As flexibility of the shoe increases, the post trauma edema secondary to immobilization decreases. Physical therapy and compression stockings are used post-trauma to reduce edema, increase range of motion and increase strength of intrinsic and extrinsic musculature. Physical therapy is needed at least 3 times per week for at least 4 weeks and often beyond. This time frame of 3 times per week for approximately 1 hour leaves an incredible amount of hours in the week that no treatment is provided. This is both time-consuming and expensive and could be reduced if instead of contributing to the problem, we could reduce the need dramatically with appropriate transitional post-trauma shoes.

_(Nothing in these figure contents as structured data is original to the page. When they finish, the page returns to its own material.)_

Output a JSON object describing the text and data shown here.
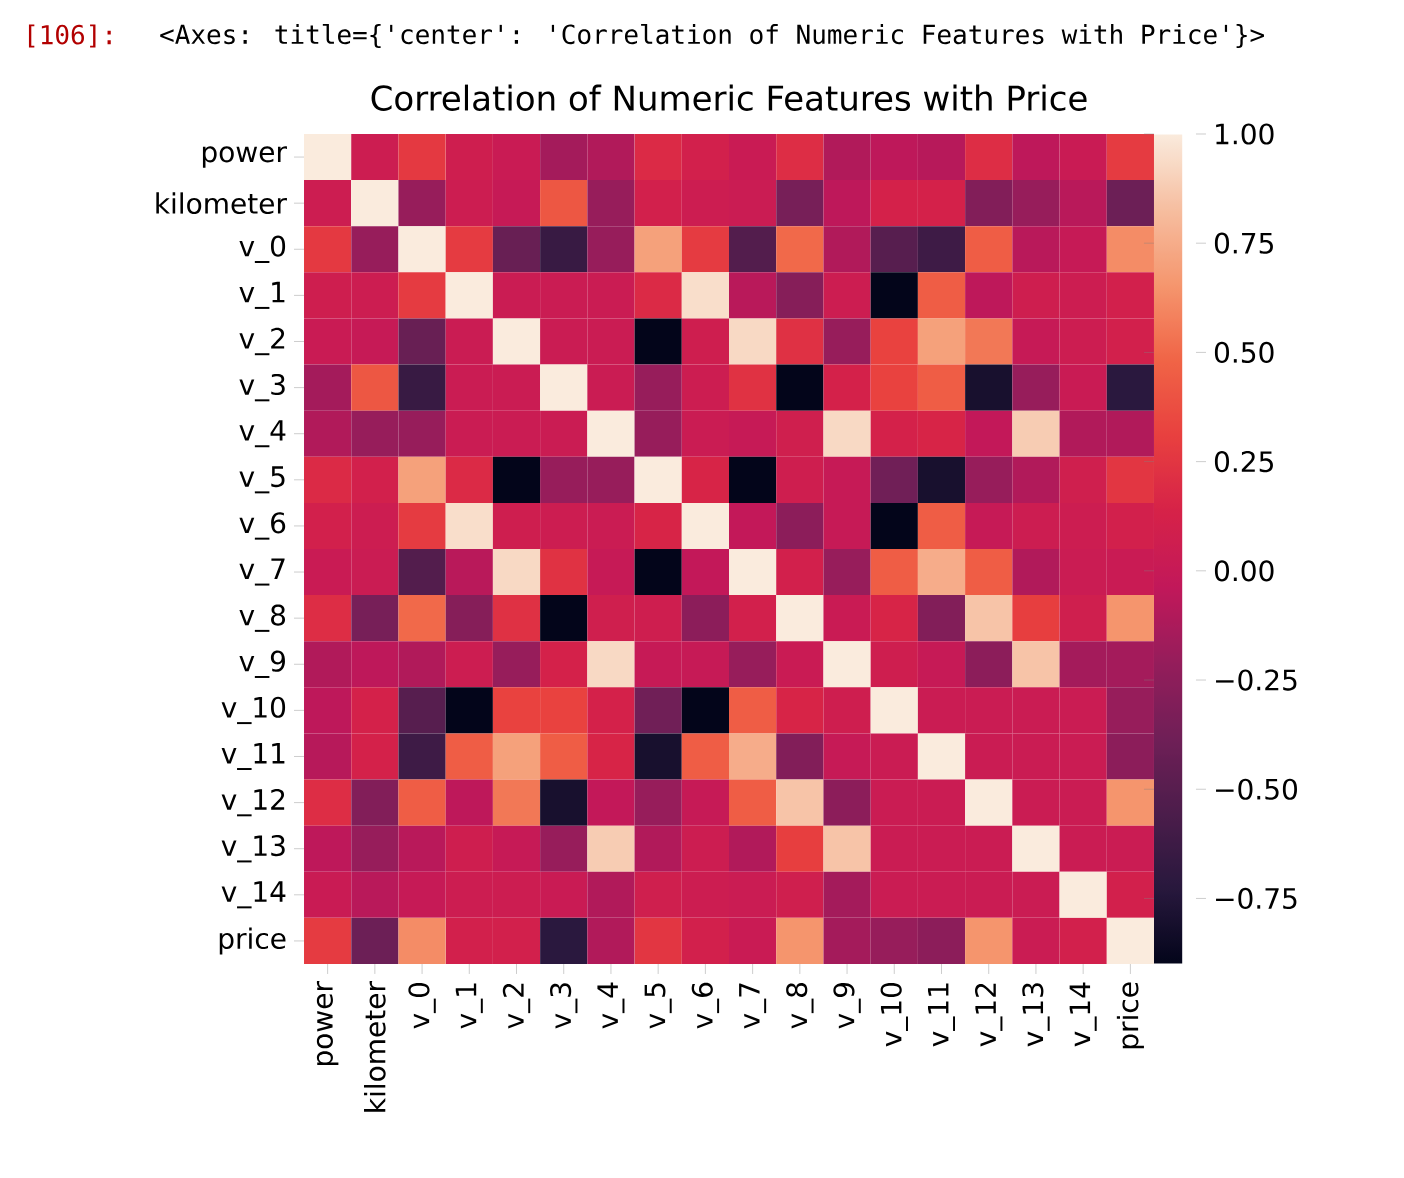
{
  "chart_data": {
    "type": "heatmap",
    "title": "Correlation of Numeric Features with Price",
    "annotations": [
      "[106]:",
      "<Axes: title={'center': 'Correlation of Numeric Features with Price'}>"
    ],
    "categories": [
      "power",
      "kilometer",
      "v_0",
      "v_1",
      "v_2",
      "v_3",
      "v_4",
      "v_5",
      "v_6",
      "v_7",
      "v_8",
      "v_9",
      "v_10",
      "v_11",
      "v_12",
      "v_13",
      "v_14",
      "price"
    ],
    "y_categories": [
      "power",
      "kilometer",
      "v_0",
      "v_1",
      "v_2",
      "v_3",
      "v_4",
      "v_5",
      "v_6",
      "v_7",
      "v_8",
      "v_9",
      "v_10",
      "v_11",
      "v_12",
      "v_13",
      "v_14",
      "price"
    ],
    "cells": [
      [
        1,
        0.05,
        0.27,
        0.07,
        0.02,
        -0.15,
        -0.1,
        0.18,
        0.1,
        0.02,
        0.2,
        -0.1,
        -0.05,
        -0.08,
        0.2,
        -0.05,
        0.02,
        0.28
      ],
      [
        0.05,
        1,
        -0.2,
        0.05,
        0.0,
        0.42,
        -0.2,
        0.1,
        0.05,
        0.03,
        -0.35,
        -0.05,
        0.12,
        0.12,
        -0.3,
        -0.2,
        -0.07,
        -0.4
      ],
      [
        0.27,
        -0.2,
        1,
        0.28,
        -0.42,
        -0.65,
        -0.2,
        0.7,
        0.28,
        -0.52,
        0.5,
        -0.1,
        -0.5,
        -0.62,
        0.45,
        -0.07,
        0.0,
        0.62
      ],
      [
        0.07,
        0.05,
        0.28,
        1,
        0.03,
        0.03,
        0.03,
        0.18,
        0.95,
        -0.07,
        -0.28,
        0.05,
        -0.9,
        0.45,
        -0.05,
        0.07,
        0.05,
        0.1
      ],
      [
        0.02,
        0.0,
        -0.42,
        0.03,
        1,
        0.03,
        0.03,
        -0.9,
        0.07,
        0.93,
        0.22,
        -0.2,
        0.32,
        0.7,
        0.55,
        0.0,
        0.05,
        0.1
      ],
      [
        -0.15,
        0.42,
        -0.65,
        0.03,
        0.03,
        1,
        0.03,
        -0.2,
        0.05,
        0.23,
        -0.9,
        0.12,
        0.32,
        0.45,
        -0.8,
        -0.2,
        0.02,
        -0.72
      ],
      [
        -0.1,
        -0.2,
        -0.2,
        0.03,
        0.03,
        0.03,
        1,
        -0.2,
        0.03,
        0.0,
        0.08,
        0.93,
        0.12,
        0.15,
        -0.03,
        0.88,
        -0.1,
        -0.1
      ],
      [
        0.18,
        0.1,
        0.7,
        0.18,
        -0.9,
        -0.2,
        -0.2,
        1,
        0.15,
        -0.9,
        0.07,
        0.0,
        -0.38,
        -0.8,
        -0.2,
        -0.1,
        0.08,
        0.25
      ],
      [
        0.1,
        0.05,
        0.28,
        0.95,
        0.07,
        0.05,
        0.03,
        0.15,
        1,
        -0.03,
        -0.25,
        0.0,
        -0.9,
        0.45,
        0.0,
        0.05,
        0.05,
        0.1
      ],
      [
        0.02,
        0.03,
        -0.52,
        -0.07,
        0.93,
        0.23,
        0.0,
        -0.9,
        -0.03,
        1,
        0.1,
        -0.2,
        0.45,
        0.75,
        0.45,
        -0.1,
        0.03,
        0.02
      ],
      [
        0.2,
        -0.35,
        0.5,
        -0.28,
        0.22,
        -0.9,
        0.08,
        0.07,
        -0.25,
        0.1,
        1,
        0.02,
        0.15,
        -0.3,
        0.85,
        0.3,
        0.08,
        0.65
      ],
      [
        -0.1,
        -0.05,
        -0.1,
        0.05,
        -0.2,
        0.12,
        0.93,
        0.0,
        0.0,
        -0.2,
        0.02,
        1,
        0.07,
        0.0,
        -0.25,
        0.85,
        -0.15,
        -0.15
      ],
      [
        -0.05,
        0.12,
        -0.5,
        -0.9,
        0.32,
        0.32,
        0.12,
        -0.38,
        -0.9,
        0.45,
        0.15,
        0.07,
        1,
        0.03,
        0.03,
        0.03,
        0.03,
        -0.2
      ],
      [
        -0.08,
        0.12,
        -0.62,
        0.45,
        0.7,
        0.45,
        0.15,
        -0.8,
        0.45,
        0.75,
        -0.3,
        0.0,
        0.03,
        1,
        0.03,
        0.03,
        0.03,
        -0.25
      ],
      [
        0.2,
        -0.3,
        0.45,
        -0.05,
        0.55,
        -0.8,
        -0.03,
        -0.2,
        0.0,
        0.45,
        0.85,
        -0.25,
        0.03,
        0.03,
        1,
        0.03,
        0.03,
        0.65
      ],
      [
        -0.05,
        -0.2,
        -0.07,
        0.07,
        0.0,
        -0.2,
        0.88,
        -0.1,
        0.05,
        -0.1,
        0.3,
        0.85,
        0.03,
        0.03,
        0.03,
        1,
        0.03,
        0.03
      ],
      [
        0.02,
        -0.07,
        0.0,
        0.05,
        0.05,
        0.02,
        -0.1,
        0.08,
        0.05,
        0.03,
        0.08,
        -0.15,
        0.03,
        0.03,
        0.03,
        0.03,
        1,
        0.1
      ],
      [
        0.28,
        -0.4,
        0.62,
        0.1,
        0.1,
        -0.72,
        -0.1,
        0.25,
        0.1,
        0.02,
        0.65,
        -0.15,
        -0.2,
        -0.25,
        0.65,
        0.03,
        0.1,
        1
      ]
    ],
    "clim": [
      -0.9,
      1.0
    ],
    "cticks": [
      {
        "value": -0.75,
        "label": "−0.75"
      },
      {
        "value": -0.5,
        "label": "−0.50"
      },
      {
        "value": -0.25,
        "label": "−0.25"
      },
      {
        "value": 0,
        "label": "0.00"
      },
      {
        "value": 0.25,
        "label": "0.25"
      },
      {
        "value": 0.5,
        "label": "0.50"
      },
      {
        "value": 0.75,
        "label": "0.75"
      },
      {
        "value": 1.0,
        "label": "1.00"
      }
    ]
  }
}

The Importance Of Arch Support

Protective footwear should also be used to provide arch support for comfort as well as applying gentle massaging of the arch to help milk out plantar sludging. As the shoe transitions from rigid to flexible a more controlled gait pattern will be re-established, helping to control hyper pronation. This support will act as a temporary orthotic, further assisting the foot to return to normal function. This arch support can also be used to reduce spot pressure associated with diabetic ulcers or pre ulcerative forces, and protective weight-altering pads may be utilized.

The Creation Of A New Recovery Shoe

As a practicing foot and ankle surgeon for over 43 years, I have always emphasized the role of biomechanics and surgery to obtain optimal results. The role of the foot as it relates to the lower extremities is critically important and gait is an integral part of normal locomotion.

Recognizing these important concepts, I realized a change was necessary. The concept of a new recovery shoe became crystal clear to me and I identified key elements to an advanced design. AdaptaStep® was created to accomplish the desired and identifiable goals, as outlined above.

The necessary changes included the following criteria:

  • Various sizes – neutral with left and right insoles
  • Upper material lined with fabric containing nano-silver
  • Large dorsal tongue/flap offering variable compression and no constriction
  • Anti-skid plantar surface
  • Arch support
  • Machine washable
  • Transition of sole with interchangeable controlling rods to go from rigid to semi-rigid to flexible

Observable Benefits

Since introducing this shoe, patient and physician satisfaction has been extremely remarkable. The comfort of the shoe is instantly appreciated compared to standard post-operative alternatives and the reduction of edema is rapidly appreciated.

A decrease in the need for extensive physical therapy has been markedly diminished, saving the patient both time and money. In addition, patients have returned to normal footwear far more rapidly and are most appreciative of this ability.